À la suite de cette constatation, des polémiques ardentes s'engagèrent. Les uns soutinrent que ces images extraordinaires et même uniques étaient surnaturelles ; les autres affirmèrent que le suaire portait une vulgaire peinture, datant de 1353. Les photographies de M. Pia tombèrent entre les mains de M. Vignon, qui reconnut aussitôt l'intérêt exceptionnel du problème ; ces documents, étudiés d'abord à la Sorbonne avec un scepticisme complet par des hommes de science dont le rôle n'est pas de se fier aux vieilles traditions, revus ensuite avec une attention croissante, parurent bientôt dignes d'une étude minutieuse.
Ce sont les résultats de cette étude, poursuivie pendant un an et demi, que M. Vignon présente dans ce livre qui s'adresse au public instruit, non seulement aux hommes de laboratoire et aux archéologues, mais aux historiens, aux physiciens et aux artistes.
Dans une série de chapitres, M. Vignon étudie l'aspect et la disposition des images visibles sur le saint suaire, l'impossibilité d'une peinture en négatif, l'impossibilité d'une transformation chimique, les caractères des impressions par contact et l'impossibilité de cette impression dans le cas actuel, l'action des vapeurs de zinc sur la plaque sensible, l'action des vapeurs ammoniacales sur l'aloès, l'examen des stigmates marqués sur le corps, la comparaison avec les textes relatifs à l'ensevelissement du Christ. La deuxième partie du volume est consacrée à l'étude archéologique des copies et descriptions du saint suaire ; à l'examen de ce suaire au point de vue esthétique, au point de vue historique, et c'est par les strictes et minutieuses méthodes des sciences naturelles, par une suite d'expériences confirmées par d'ingénieuses et élégantes démonstrations que l'auteur a été conduit à conclure que la relique de Turin est réellement authentique et que ce linceul a bien servi à envelopper le corps du Christ.

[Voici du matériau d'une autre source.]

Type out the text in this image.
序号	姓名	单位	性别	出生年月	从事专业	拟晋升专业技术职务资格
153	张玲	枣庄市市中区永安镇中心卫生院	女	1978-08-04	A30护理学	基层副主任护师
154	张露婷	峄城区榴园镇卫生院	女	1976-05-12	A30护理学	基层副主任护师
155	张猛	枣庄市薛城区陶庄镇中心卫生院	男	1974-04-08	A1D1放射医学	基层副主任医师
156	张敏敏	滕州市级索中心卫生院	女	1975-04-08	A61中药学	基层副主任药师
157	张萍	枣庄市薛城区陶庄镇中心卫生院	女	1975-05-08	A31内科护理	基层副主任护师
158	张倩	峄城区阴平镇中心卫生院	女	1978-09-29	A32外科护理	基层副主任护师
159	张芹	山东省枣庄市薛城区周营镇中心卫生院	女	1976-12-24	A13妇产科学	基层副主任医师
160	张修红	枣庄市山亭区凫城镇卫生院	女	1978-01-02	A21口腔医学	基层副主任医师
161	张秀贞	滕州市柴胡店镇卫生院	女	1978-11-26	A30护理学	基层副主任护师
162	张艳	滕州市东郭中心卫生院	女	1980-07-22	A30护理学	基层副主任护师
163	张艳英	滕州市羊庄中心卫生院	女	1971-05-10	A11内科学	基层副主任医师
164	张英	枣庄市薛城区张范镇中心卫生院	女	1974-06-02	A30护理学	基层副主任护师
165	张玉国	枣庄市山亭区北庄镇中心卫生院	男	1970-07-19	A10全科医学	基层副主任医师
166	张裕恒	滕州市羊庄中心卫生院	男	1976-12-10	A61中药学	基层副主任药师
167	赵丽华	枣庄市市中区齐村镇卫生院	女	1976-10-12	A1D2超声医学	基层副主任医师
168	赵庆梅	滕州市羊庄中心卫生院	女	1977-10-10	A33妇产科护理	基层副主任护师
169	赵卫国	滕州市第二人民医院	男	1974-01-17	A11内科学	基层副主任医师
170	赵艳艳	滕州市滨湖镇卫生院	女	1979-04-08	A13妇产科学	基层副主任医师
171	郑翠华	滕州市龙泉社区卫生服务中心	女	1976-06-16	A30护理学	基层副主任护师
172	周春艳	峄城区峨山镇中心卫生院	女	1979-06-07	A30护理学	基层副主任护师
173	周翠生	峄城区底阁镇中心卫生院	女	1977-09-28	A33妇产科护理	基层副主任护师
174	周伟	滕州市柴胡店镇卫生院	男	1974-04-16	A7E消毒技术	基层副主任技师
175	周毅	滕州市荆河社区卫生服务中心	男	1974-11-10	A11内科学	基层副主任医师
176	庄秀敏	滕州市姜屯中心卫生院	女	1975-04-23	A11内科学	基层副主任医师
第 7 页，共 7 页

Après avoir pris connaissance des critiques adressées à M. Vignon par M. Vernes, et de la réponse de M. Vignon à ces critiques, nos lecteurs seront sans doute curieux de contrôler, sur les belles planches contenues dans le livre de M. Vignon, la valeur des arguments apportés de part et d'autre, et pourront ainsi être à même de se faire une opinion personnelle sur cette question, d'un intérêt vraiment passionnant.